What were the efficacy data seen in the L-MIND study that led to approval of the therapy?
The ORR was 60% [95% CI, 48%-71%], which is high in a relapsed/refractory DLBCL trial, and the complete response [CR] rate was 43% [95% CI, 32%-54%]. The median DOR was 22 months and the DOR, broken down by whether it was partial response [PR] or CR, [showed] patients who achieved a CR had much better duration of response than those who achieved only a PR. If a patient achieved a CR, the median duration was not even reached at 2 years, whereas if you had a PR, the median duration was 4 months.
Median PFS was 12 months [95% CI, 5.7%-not reached]. The median OS was not yet reached [95% CI, 18.3–not reached]. At 12 months, 74% of patients were still alive, at 18 months it was 64%, and the number of deaths between 12 and 18 months was pretty low.
What was the toxicity profile of this therapy that oncologists should be aware of?
The key toxicities [found on the L-MIND study] are neutropenia, anemia, and thrombocytopenia.

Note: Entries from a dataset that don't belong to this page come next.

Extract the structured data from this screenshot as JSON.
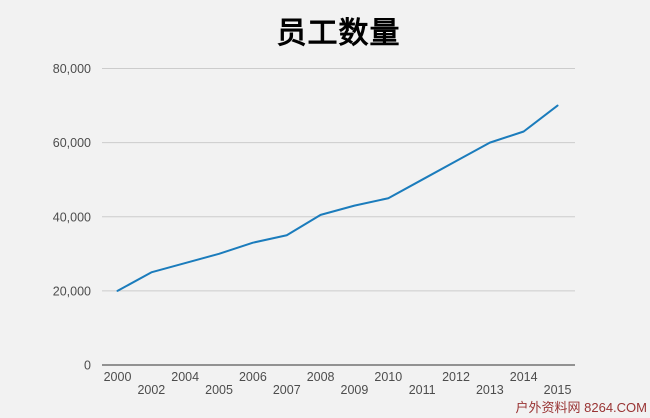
{
  "title": "员工数量",
  "watermark": "户外资料网 8264.COM",
  "colors": {
    "background": "#f2f2f2",
    "line": "#1b7cbc",
    "grid": "#cccccc",
    "axis": "#333333",
    "tick_label": "#4d4d4d",
    "title": "#000000",
    "watermark": "#993333"
  },
  "chart_data": {
    "type": "line",
    "title": "员工数量",
    "categories": [
      "2000",
      "2002",
      "2004",
      "2005",
      "2006",
      "2007",
      "2008",
      "2009",
      "2010",
      "2011",
      "2012",
      "2013",
      "2014",
      "2015"
    ],
    "values": [
      20000,
      25000,
      27500,
      30000,
      33000,
      35000,
      40500,
      43000,
      45000,
      50000,
      55000,
      60000,
      63000,
      70000
    ],
    "series_name": "员工数量",
    "xlabel": "",
    "ylabel": "",
    "ylim": [
      0,
      80000
    ],
    "yticks": [
      0,
      20000,
      40000,
      60000,
      80000
    ],
    "ytick_labels": [
      "0",
      "20,000",
      "40,000",
      "60,000",
      "80,000"
    ],
    "x_label_stagger": true,
    "grid": true,
    "legend": false,
    "line_color": "#1b7cbc"
  }
}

Grade 3 neutropenia was 27% and grade 4 at 21%, so a total 48% of patients [were] getting grade 3 or 4 neutropenia. Any-grade febrile neutropenia was only at 12%, so it was not significant, but that’s one of the key hematologic toxicities to keep in mind.3
The [most common] nonhematologic toxicities were fatigue, diarrhea, cough, fever, edema, respiratory infection, and loss of appetite. Grade 3 and 4 rash sticks out at 9%, and most of the rest are pretty uncommon. Diarrhea was common at 32%.
Fifty-one percent [of patients on the trial] had serious adverse events [AEs], with 12% discontinuing combination therapy due to an AE. Nineteen of these serious AEs were thought to be related to treatment and 13% of these events led to death. Upon discontinuation of lenalidomide after cycle 12, or earlier if they had toxicities, the rate of these AEs went down during tafasitamab monotherapy.
Toxicities that occurred during the first 12 cycles of combination therapy and toxicities with tafasitamab monotherapy in 37 patients, who either made it to a year or they came off lenalidomide because of toxicities, [went down]. The number of patients with grade 4 neutropenia went down [to 19 with the combination therapy and 5 with the tafasitamab monotherapy] as [did the number of] patients with anemia, [34 patients grade 1-3 compared with 10 patients with grade 1 anemia, respectively]. Basically, everything went down. This indicates that most of these toxicities are due to lenalidomide, and when the patients can get through that first year again on tafasitamab monotherapy, the toxicities go down.